The restaurant is underneath La Stampa and has its own entrance flight of steps. There's lots of wrought iron as you walk in, on the doors and enclosing the wine-racks just inside them. The other thing you notice at once is the coloured glass, which has been used in lots of places, and rather prettily as a topping for the counter - lit from underneath. It's a very long room and not overly wide, but careful use of mirrors gives an illusion of width. Our table was about half-way down the room and we settled in with menus and wine list, a bottle of water to sip while we made our choices. A good-sized table for two it was, with linen napery and good glassware and cutlery.

The wine list isn't very long, but it's reasonably priced - a change in policy from upstairs - which I was happy to see. It's divided between 'cool whites' and 'spicy reds', this last a description you shouldn't take too literally. Plenty of New World wines with enough fruit flavours to hold their own with spicy food, and a smattering of Bordeaux chateaus, which I wouldn't imagine as having the same resistance to spices. I took our sommelier's advice and chose the Campo Viejo Gran Reserva 1994 at €33.50, a really big, meaty wine with plenty of residual tannins which we rather iconoclastically chose as an accompaniment to Penelope's fish choice.

The menu is long, with plenty of choices and is in English, followed by a phonetic rendering of the Thai names. I could get serious and list some for you, but instead I'll simply say that they're of the 'Yu Phat Khow' and 'Phat Chans Noh Nuki' variety. Starters, fish dishes, stir-fries and meat dishes are listed, and it did take us a while to read through it all. I'm still fighting this rear-guard action against reading glasses, but dim light of the sort shed by night-lights enclosed in a little shade, make me think that the day is getting closer when I'll have to get a pair of specs.

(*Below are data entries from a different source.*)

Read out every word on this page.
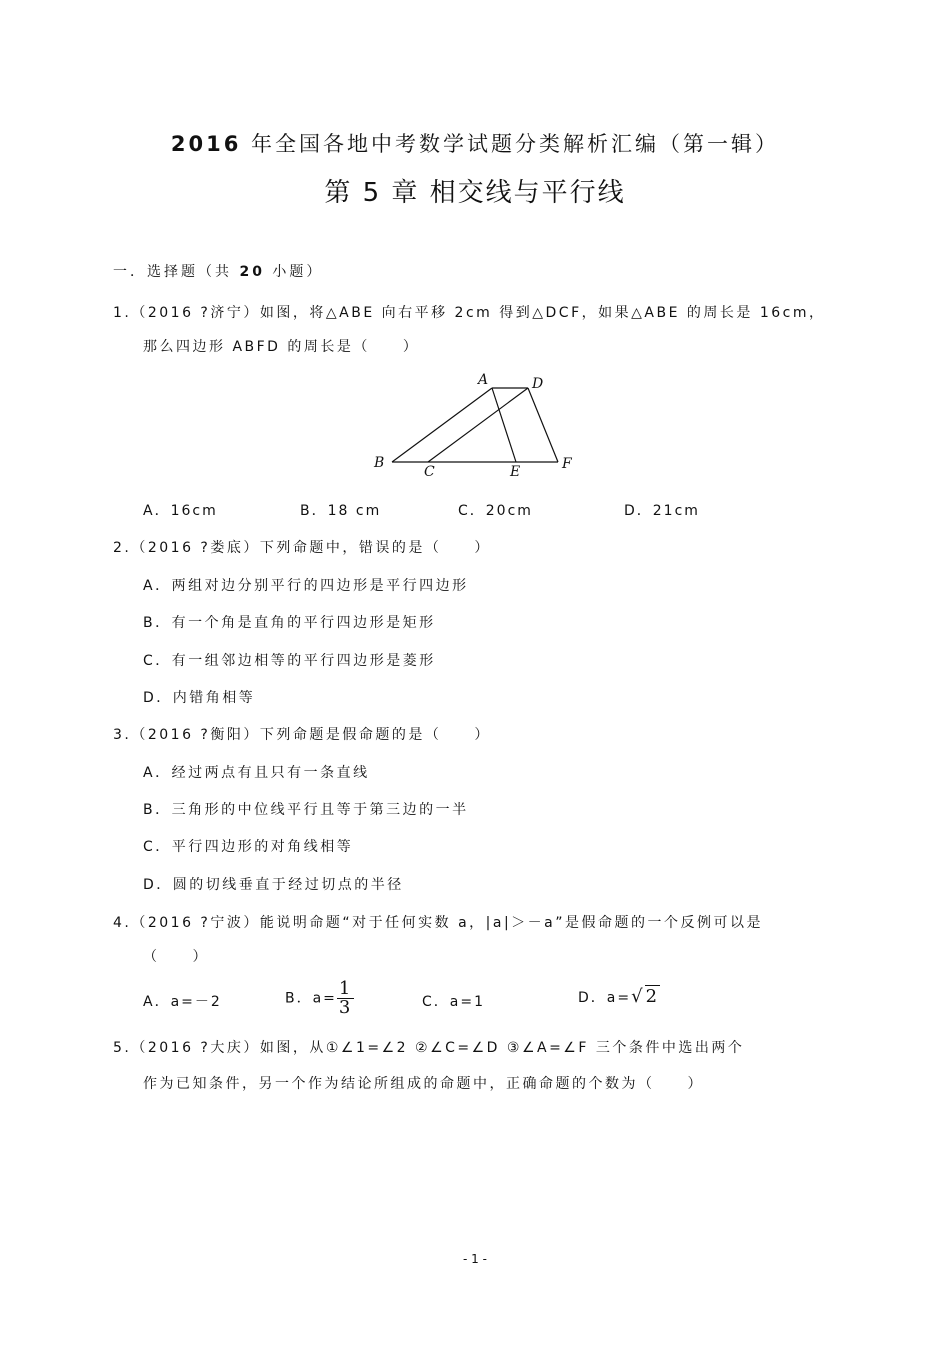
2016 年全国各地中考数学试题分类解析汇编（第一辑）
第 5 章 相交线与平行线
一．选择题（共 20 小题）
1.（2016 ?济宁）如图，将△ABE 向右平移 2cm 得到△DCF，如果△ABE 的周长是 16cm，
那么四边形 ABFD 的周长是（　　）
A	D
B
C	E	F
A．16cm	B．18 cm	C．20cm	D．21cm
2.（2016 ?娄底）下列命题中，错误的是（　　）
A．两组对边分别平行的四边形是平行四边形
B．有一个角是直角的平行四边形是矩形
C．有一组邻边相等的平行四边形是菱形
D．内错角相等
3.（2016 ?衡阳）下列命题是假命题的是（　　）
A．经过两点有且只有一条直线
B．三角形的中位线平行且等于第三边的一半
C．平行四边形的对角线相等
D．圆的切线垂直于经过切点的半径
4.（2016 ?宁波）能说明命题“对于任何实数 a，|a|＞－a”是假命题的一个反例可以是
（　　）
A．a=－2	B．$a= \frac{1}{3}$	C．a=1	D．a=√2
5.（2016 ?大庆）如图，从①∠1=∠2 ②∠C=∠D ③∠A=∠F 三个条件中选出两个
作为已知条件，另一个作为结论所组成的命题中，正确命题的个数为（　　）
- 1 -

I had to hold the candle over the menu, and even then it wasn't so clear. After a little negotiation we chose like this: the roasted cashew nuts to start and the grilled sea-bass for Penelope, and the Thai fish cakes followed by a pork stir-fry for me.

The waiter had told me that the fish cakes were 'chewy' and supposed to be, but I found them dainty, tasty and almost meaty. They came with a clear, spicy dip that complimented them perfectly. As I said, Penelope had chosen the roasted cashew nuts. I don't know why, but neither of us expected the bowl of roasted cashew nuts that was placed before her. I mean they were good nuts, but it looked awfully like a bowl of nuts that you'd buy in a packet; nicer obviously, but they presented themselves rather dully.

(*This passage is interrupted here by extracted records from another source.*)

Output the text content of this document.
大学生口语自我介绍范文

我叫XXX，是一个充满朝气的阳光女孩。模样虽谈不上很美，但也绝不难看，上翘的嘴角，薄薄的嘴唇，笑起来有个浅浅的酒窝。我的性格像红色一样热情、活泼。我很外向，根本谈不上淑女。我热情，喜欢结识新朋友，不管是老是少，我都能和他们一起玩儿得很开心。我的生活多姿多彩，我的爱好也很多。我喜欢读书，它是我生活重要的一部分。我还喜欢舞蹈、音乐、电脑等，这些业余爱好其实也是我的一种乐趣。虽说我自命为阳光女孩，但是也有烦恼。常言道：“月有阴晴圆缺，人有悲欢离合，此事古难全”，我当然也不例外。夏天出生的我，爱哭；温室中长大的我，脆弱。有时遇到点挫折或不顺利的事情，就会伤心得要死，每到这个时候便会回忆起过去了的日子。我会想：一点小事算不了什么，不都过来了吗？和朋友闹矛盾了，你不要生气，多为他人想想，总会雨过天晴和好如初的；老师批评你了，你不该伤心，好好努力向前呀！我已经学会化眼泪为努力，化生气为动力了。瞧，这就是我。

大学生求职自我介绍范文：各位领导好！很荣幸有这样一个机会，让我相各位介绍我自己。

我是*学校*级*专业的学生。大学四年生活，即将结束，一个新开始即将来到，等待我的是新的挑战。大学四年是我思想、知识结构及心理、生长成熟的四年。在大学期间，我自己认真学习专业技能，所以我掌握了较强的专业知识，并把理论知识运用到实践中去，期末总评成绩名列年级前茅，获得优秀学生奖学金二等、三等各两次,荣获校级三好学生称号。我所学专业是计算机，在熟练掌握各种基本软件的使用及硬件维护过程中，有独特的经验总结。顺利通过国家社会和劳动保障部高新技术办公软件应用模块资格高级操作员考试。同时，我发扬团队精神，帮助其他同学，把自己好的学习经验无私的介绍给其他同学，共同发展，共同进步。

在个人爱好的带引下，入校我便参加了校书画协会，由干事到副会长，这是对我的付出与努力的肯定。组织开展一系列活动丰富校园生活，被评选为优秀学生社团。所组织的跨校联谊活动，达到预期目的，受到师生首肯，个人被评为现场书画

The main courses arrived promptly with our rice choices in little covered bowls; plain steamed rice for Penelope and egg-fried rice for me. We did a little exchange and I found her fish to be competently cooked and well-flavoured and the pork stir-fry was also well-prepared. The accompanying vegetables were crisp and tasty and all in all the dishes pleased us both. We both liked the delicately carved vegetable rose that came as a garnish to both dishes.

We finished the meal with a simple tropical fruit plate, very nicely presented, but the fruits still a little way from perfect maturity. Throughout the meal the service had been attentive and professional and we sat for a while over a couple of acceptable espressos, talking of the stage and of course 'Iris', Penelope's most recent film. The bill came to €125.38, high enough, and it reached this amount mostly by the price of the bits and bobs - water at €5 for 75 cl, espressos at €2.50 and rice at €4.50. It also included a 12.5% service charge, but still left a space for a 'gratuity'. One day I want to deal with this in detail, but for the moment I'll just say that having paid a 12.5% service charge, a tip on top of that seems excessive. When you consider that VAT is built in at 21%, then you add service at 12.5%, and then a proposed tip as well, you could end up with a 50% surcharge on the basic cost of your meal. No wonder dining out is becoming a very expensive pastime.